Tito explique dans le podcast qu’il avait conservé la quasi-totalité de ses planches originales, ce qui a été fort utile lorsqu’il s’est rendu compte qu’une grande partie de ses fichiers numériques étaient devenus inexploitables. Le papier, même non nickelé, il n’y a que ça de vrai (et de durable) !
https://podcast.ausha.co/papiers-nickeles/papiers-nickeles-13-09-06-25

J’ignorais qu’il existât une antenne liégeoise du FBI mais elle me convoque en septembre pour la sortie du premier des cinq volumes de l’intégrale Jess Long, série policière créée en 1969 dans Spirou par Maurice Tillieux (scénario) et Arthur Piroton (dessin) et qui y fut publiée jusqu’en 1995. La température devrait être moins caniculaire qu’aujourd’hui, ce qui me permettra, comme j’y suis invité, de sortir mon costume, ma cravate, mes lunettes noires et mon borsalino.
Ce ne sont pas les éditions Dupuis mais AD HOC éditions qui se lance dans cette entreprise bienvenue qui, je cite la formule utilisée dans la convocation, fera revivre « l’esprit de Colombo » et « l’action de Starsky et Hutch ».
Chaque volume contiendra un dossier d’introduction de Christian Jasmes, enseignant et amateur éclairé de bande dessinée.
https://www.adhoceditions.com/contact

Autre initiative patrimoniale à venir, un projet d’édition de Patrick Bouster et Jean-Marie Korber des bandes dessinées de jeunesse d’André Juillard, parues dans divers hebdomadaires (Pif Gadget, Fripounet, Djin, Formule 1).

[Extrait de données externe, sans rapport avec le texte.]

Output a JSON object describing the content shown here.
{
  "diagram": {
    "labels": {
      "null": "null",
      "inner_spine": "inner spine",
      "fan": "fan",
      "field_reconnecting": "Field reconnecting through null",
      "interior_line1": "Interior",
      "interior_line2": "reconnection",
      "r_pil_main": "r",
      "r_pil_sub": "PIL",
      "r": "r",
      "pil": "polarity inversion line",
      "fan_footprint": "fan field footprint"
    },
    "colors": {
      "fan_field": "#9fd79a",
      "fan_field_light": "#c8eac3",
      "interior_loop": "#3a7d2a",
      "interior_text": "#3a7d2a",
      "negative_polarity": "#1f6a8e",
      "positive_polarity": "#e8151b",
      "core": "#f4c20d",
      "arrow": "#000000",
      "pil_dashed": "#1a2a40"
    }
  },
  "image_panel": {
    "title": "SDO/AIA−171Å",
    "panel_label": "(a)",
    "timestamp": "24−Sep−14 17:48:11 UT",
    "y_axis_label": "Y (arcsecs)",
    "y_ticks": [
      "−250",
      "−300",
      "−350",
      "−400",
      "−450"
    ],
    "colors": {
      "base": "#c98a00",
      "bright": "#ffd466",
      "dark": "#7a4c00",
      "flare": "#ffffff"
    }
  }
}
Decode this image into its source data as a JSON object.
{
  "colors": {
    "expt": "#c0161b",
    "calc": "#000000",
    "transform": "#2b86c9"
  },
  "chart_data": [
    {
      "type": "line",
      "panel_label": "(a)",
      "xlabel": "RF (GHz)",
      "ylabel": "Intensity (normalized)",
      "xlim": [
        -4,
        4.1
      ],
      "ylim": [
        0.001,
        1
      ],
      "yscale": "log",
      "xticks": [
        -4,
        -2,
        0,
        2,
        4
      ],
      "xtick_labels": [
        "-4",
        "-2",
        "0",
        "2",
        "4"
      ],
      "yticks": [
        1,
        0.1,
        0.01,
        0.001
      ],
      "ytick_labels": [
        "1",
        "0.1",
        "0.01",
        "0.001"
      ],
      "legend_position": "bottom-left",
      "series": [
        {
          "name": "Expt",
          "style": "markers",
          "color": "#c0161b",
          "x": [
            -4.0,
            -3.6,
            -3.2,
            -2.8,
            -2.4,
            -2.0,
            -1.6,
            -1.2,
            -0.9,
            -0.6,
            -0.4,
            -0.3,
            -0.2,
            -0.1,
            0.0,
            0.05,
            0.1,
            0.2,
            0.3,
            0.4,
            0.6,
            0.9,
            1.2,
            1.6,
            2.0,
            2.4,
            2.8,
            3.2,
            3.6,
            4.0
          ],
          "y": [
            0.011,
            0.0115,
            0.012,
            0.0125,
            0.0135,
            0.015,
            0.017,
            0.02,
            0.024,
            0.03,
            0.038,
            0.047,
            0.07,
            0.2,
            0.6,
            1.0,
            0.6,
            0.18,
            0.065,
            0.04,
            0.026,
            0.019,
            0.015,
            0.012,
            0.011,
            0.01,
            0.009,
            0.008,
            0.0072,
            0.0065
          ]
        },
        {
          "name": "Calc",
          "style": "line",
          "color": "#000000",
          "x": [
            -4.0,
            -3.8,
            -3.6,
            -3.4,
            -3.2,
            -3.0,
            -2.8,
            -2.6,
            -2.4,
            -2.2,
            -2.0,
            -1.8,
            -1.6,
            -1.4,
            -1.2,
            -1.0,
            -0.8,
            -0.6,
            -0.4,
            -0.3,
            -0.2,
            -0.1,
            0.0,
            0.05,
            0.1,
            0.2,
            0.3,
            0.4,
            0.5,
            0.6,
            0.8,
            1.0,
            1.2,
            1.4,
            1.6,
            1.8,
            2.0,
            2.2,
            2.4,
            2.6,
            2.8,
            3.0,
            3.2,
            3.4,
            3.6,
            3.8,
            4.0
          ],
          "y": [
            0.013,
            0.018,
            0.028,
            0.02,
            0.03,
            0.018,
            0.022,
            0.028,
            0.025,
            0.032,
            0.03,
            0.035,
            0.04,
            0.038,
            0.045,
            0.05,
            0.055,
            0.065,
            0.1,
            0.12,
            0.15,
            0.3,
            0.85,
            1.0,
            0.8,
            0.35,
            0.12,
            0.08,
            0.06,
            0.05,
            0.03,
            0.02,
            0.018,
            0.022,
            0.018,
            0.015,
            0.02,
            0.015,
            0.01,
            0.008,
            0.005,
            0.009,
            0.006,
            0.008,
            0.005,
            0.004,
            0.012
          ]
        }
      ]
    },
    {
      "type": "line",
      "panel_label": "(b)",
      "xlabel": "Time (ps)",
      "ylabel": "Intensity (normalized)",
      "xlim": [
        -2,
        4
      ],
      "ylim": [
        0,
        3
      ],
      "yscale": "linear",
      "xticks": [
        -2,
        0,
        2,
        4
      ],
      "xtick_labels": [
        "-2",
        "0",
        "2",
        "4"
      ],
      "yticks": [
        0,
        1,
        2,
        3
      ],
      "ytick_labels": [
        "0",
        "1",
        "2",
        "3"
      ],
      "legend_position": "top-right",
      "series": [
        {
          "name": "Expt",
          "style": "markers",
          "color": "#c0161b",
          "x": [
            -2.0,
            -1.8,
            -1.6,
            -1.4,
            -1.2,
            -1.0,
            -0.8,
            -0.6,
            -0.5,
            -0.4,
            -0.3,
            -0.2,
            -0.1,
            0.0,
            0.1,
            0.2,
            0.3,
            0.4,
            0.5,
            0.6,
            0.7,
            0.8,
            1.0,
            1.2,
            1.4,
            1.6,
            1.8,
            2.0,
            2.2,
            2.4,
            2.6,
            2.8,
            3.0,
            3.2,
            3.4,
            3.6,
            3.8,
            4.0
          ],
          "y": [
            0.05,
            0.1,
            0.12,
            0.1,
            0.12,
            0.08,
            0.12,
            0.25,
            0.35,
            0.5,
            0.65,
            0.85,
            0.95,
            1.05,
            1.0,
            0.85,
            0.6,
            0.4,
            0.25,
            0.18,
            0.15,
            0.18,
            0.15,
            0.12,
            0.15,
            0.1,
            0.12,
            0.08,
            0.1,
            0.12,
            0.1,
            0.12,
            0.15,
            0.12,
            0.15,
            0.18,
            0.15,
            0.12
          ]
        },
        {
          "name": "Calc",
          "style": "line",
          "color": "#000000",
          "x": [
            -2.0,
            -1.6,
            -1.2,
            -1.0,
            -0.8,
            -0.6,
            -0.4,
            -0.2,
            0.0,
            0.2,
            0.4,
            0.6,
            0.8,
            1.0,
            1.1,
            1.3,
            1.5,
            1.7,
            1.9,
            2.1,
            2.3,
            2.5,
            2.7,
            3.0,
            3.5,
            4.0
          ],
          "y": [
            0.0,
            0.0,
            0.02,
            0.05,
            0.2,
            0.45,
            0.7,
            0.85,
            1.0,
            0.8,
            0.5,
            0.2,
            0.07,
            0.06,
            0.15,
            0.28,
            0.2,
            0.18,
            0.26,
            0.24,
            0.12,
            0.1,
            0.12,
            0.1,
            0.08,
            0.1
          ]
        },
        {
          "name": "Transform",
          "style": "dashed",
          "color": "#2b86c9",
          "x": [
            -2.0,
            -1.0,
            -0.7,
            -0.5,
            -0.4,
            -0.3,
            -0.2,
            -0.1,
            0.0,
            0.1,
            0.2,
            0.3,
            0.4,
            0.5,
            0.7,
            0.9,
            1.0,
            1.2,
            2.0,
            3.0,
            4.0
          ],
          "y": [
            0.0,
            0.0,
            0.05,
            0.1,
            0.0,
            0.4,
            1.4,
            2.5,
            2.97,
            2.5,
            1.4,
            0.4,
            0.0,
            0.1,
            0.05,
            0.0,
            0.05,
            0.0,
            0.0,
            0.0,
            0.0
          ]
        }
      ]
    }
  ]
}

Environ 600 pages sont à prévoir en trois ou quatre volumes à tirage limité et qui ne seront pas réédités, vendus uniquement par souscription. Plus d’informations dès que l’éditeur sera trouvé.

Pour finir, encore un mot sur Jules Feiffer. Quelques-uns de ses romans graphiques sont toujours disponibles, dont un réédité par Futuropolis dans une traduction de Cavanna, mais son premier livre traduit en français, Garçon Fille, a été publié par Denoël dès 1964, à partir de l’édition américaine de deux recueils différents. Il a obtenu le Prix Pulitzer du dessin de presse en 1986 et le prix du meilleur scénario de film au Festival de Venise en 1989 pour I Want to go home d’Alain Resnais. Thierry Groensteen a eu la bonne idée de l’interviewer dans le n°66 des Cahiers de la bande dessinée paru en 1985.
Sa très faible notoriété aujourd’hui en France n’empêche pas ses cartoons incisifs d’avoir été beaucoup lus dans les revues Pogo et Charlie Mensuel au cours des années 1970. Ils constituent (avec Little Annie Fanny) sans doute aucun la meilleure radiographie de l’Amérique de ces années-là, tout support confondu. Ce n’est pas un hasard si, dans son article nécrologique (Le Monde, daté du 30 janvier 2025), Frédéric Potet rappelait que « cette pâte sociale en images inspirera notamment Claire Bretécher, l’autrice des Frustrés ».

Et quand je relis quelques numéros de Charlie Mensuel, je me dis à chaque fois que c’était vraiment, et de loin, la meilleure revue du milieu des années 1970. D’ailleurs, l’un des deux principaux invités du prochain numéro de Bananas en fut un collaborateur régulier.